People do not trust e-signatures

Don’t throw your pen away – real signatures better than electronic ones

Fountain pen signature

There’s a good chance that your emails have some kind of signature at the bottom, including perhaps a scanned image of your actual signature. It makes it look as though you have actually “signed” the email you are sending to people. Of course, everyone who gets an email from you knows that you haven’t actually signed the message, but it is a nice thought.

The whole notion of “signing” things electronically is commonplace. Indeed you are asked to “sign” contracts for all manner of online services you use, simply by saying “I agree” or ticking a box “Yes” to confirm something. Corporate lawyers perceive this as being a signed agreement.

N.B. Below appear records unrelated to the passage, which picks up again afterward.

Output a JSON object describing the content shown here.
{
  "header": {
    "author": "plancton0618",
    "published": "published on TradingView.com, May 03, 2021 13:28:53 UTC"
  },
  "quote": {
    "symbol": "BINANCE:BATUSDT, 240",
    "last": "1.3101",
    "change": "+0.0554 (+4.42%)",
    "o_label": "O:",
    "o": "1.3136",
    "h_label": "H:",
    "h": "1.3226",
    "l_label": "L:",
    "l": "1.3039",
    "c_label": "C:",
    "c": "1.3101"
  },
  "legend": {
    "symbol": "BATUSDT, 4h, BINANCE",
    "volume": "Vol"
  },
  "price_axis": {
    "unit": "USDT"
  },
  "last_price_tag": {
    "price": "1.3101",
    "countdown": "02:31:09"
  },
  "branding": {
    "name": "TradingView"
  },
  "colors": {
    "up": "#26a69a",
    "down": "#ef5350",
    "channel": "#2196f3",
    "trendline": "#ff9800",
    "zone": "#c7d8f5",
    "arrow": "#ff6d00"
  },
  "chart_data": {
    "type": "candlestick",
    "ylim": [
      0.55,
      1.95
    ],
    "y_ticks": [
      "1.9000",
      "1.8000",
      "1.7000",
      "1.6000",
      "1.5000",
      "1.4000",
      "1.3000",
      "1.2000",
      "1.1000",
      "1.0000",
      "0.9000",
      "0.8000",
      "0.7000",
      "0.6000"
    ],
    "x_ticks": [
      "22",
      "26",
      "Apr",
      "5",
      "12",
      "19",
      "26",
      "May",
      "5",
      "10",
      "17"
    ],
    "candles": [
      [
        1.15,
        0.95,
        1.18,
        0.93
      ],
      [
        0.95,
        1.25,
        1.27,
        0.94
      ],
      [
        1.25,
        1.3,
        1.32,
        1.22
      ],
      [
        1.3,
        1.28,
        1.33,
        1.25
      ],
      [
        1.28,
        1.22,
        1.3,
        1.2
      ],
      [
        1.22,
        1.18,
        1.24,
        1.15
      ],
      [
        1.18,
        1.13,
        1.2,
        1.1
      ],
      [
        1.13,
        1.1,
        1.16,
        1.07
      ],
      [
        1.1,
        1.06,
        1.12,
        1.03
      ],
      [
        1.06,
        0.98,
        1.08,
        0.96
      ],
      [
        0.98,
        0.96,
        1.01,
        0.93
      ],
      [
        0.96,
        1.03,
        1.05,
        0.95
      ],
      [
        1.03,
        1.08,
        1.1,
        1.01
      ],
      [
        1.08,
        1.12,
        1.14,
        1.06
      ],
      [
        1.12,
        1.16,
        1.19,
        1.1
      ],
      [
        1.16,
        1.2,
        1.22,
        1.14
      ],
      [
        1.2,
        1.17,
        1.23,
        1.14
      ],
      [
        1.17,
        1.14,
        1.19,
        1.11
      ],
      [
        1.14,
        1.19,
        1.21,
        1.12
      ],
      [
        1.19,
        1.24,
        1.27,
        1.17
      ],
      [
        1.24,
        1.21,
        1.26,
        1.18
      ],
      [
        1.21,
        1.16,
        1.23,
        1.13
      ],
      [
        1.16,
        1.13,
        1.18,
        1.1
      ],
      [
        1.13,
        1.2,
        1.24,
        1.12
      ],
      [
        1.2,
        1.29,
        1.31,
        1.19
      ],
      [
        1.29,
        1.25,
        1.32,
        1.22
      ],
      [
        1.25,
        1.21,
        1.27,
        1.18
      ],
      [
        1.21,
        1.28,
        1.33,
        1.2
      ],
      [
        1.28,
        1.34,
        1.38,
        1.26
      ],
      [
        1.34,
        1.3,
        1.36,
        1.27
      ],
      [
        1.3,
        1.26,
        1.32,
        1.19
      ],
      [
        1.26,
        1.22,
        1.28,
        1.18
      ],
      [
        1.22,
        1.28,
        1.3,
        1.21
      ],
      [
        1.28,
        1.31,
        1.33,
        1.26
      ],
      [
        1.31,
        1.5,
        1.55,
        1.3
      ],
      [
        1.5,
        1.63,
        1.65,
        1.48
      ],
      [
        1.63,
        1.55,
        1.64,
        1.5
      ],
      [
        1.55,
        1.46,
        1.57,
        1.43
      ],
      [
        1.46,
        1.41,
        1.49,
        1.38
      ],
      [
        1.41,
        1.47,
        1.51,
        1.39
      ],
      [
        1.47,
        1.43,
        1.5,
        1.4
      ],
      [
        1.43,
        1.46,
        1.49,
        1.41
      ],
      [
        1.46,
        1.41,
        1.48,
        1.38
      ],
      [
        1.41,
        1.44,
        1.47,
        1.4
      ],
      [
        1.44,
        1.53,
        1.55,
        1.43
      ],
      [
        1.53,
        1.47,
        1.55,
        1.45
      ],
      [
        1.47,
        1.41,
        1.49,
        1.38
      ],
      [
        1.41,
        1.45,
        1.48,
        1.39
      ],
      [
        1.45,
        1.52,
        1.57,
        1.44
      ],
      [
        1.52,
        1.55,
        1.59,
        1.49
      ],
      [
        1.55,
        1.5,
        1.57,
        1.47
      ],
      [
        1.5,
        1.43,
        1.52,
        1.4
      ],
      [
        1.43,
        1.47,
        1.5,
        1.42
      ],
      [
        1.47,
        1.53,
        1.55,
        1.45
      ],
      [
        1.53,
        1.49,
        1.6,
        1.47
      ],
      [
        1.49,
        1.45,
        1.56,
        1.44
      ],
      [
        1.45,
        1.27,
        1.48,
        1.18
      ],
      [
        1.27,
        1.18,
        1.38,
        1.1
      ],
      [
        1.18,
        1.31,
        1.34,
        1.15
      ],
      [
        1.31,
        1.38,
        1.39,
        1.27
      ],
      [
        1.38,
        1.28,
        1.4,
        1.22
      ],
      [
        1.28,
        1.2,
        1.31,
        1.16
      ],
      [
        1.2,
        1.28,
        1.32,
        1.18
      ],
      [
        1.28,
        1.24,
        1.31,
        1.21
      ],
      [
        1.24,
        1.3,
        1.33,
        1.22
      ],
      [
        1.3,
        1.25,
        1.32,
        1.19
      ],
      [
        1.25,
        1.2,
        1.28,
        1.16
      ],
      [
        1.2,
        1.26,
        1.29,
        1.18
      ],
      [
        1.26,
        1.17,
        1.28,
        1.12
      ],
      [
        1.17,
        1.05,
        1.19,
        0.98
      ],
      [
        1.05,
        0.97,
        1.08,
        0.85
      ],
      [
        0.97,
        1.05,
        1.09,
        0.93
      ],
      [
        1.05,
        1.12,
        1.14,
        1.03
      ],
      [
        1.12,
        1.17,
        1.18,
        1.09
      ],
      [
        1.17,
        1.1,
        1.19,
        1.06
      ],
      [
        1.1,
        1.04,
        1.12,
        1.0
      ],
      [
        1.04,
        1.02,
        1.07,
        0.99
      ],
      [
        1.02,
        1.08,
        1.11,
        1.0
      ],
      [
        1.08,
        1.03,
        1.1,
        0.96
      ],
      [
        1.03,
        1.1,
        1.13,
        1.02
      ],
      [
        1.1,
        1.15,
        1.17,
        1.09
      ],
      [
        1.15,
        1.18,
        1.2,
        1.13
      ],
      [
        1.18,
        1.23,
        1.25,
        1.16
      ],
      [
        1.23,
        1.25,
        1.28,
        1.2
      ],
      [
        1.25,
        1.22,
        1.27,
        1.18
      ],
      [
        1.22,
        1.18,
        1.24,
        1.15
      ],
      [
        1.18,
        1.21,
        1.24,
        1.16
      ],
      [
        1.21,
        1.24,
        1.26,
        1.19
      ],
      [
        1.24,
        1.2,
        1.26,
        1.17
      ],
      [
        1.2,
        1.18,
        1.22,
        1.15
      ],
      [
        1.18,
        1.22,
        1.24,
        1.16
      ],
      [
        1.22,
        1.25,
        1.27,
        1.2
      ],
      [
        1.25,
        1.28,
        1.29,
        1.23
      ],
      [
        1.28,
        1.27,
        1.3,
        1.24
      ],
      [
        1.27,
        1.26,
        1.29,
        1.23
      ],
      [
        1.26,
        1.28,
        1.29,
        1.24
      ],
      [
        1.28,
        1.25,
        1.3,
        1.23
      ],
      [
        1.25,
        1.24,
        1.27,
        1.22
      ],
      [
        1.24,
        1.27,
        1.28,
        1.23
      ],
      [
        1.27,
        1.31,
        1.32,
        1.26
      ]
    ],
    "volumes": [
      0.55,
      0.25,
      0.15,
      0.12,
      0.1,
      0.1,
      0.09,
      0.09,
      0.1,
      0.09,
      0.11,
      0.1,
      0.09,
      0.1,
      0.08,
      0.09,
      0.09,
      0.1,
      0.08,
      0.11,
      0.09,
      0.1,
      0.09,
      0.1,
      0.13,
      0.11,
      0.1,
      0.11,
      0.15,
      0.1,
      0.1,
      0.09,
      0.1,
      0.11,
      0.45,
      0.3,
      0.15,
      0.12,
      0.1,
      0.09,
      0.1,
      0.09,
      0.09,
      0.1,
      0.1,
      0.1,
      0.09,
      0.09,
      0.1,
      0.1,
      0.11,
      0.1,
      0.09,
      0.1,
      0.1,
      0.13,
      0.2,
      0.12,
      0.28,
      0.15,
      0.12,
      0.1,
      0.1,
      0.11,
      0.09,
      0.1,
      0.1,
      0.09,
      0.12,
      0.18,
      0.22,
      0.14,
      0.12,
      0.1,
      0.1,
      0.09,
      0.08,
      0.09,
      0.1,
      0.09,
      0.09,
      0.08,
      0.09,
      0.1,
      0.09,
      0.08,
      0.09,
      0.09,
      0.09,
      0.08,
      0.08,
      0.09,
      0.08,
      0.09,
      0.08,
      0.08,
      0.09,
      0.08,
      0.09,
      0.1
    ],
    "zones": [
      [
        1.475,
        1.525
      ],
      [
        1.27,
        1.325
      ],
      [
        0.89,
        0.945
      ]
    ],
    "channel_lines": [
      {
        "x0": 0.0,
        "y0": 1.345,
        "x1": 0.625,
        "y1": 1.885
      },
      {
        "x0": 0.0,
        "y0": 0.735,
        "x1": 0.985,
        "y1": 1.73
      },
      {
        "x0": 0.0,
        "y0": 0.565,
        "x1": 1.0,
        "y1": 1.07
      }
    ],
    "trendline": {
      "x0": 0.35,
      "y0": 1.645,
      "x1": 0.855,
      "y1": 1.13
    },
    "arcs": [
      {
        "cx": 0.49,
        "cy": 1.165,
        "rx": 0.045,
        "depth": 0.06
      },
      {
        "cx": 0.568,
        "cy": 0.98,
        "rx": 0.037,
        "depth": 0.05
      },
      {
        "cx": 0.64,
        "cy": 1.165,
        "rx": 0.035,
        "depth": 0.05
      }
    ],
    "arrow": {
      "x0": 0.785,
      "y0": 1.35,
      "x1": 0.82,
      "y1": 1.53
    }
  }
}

The trouble is, the rest of us do not.

New research shows that largely we are rather negative about any kind of electronic signature. It turns out that we prefer the real thing.

Electronic signatures are less trusted than real ink. Research at the University of Virginia has found that we perceive them to be inauthentic. Indeed the researchers say that their study shows that we have a “deeply rooted rejection of the technology as being equal to sentient beings.” In other words – no surprise here – we prefer things from real people instead of technology.

In a series of studies the research looked at how “present” the person was. Ticking boxes signified the least amount of human presence. The research found that the least “present” we thought someone was, the less we trusted their signature. The greatest “presence” is for documents signed by hand, in ink, by the individual on a physical piece of paper.

So, what does mean for your online business?

It suggests that even if you rely on electronic signatures, you ought to have some kind of physical signature. For instance, if you get people to sign electronic contracts with your business it would be a good idea to print it out, sign it in ink yourself and send it back to your client by post.

Similarly, if people sign up for some kind of electronic service with you, such as a series of downloads, a physical document confirming the service, together with your signature, will help seal the deal.

Physical documents sent in the post or handed directly to people increase trust. Plus raised trust means greater likelihood of repeat business.

This research suggests you should not throw away your pen just yet. Nor should you ignore the power of real documents. Electronic documents and e-signatures may be convenient and legally binding, but it turns out you cannot yet dismiss the need for real signatures on real documents if you want to enhance trust.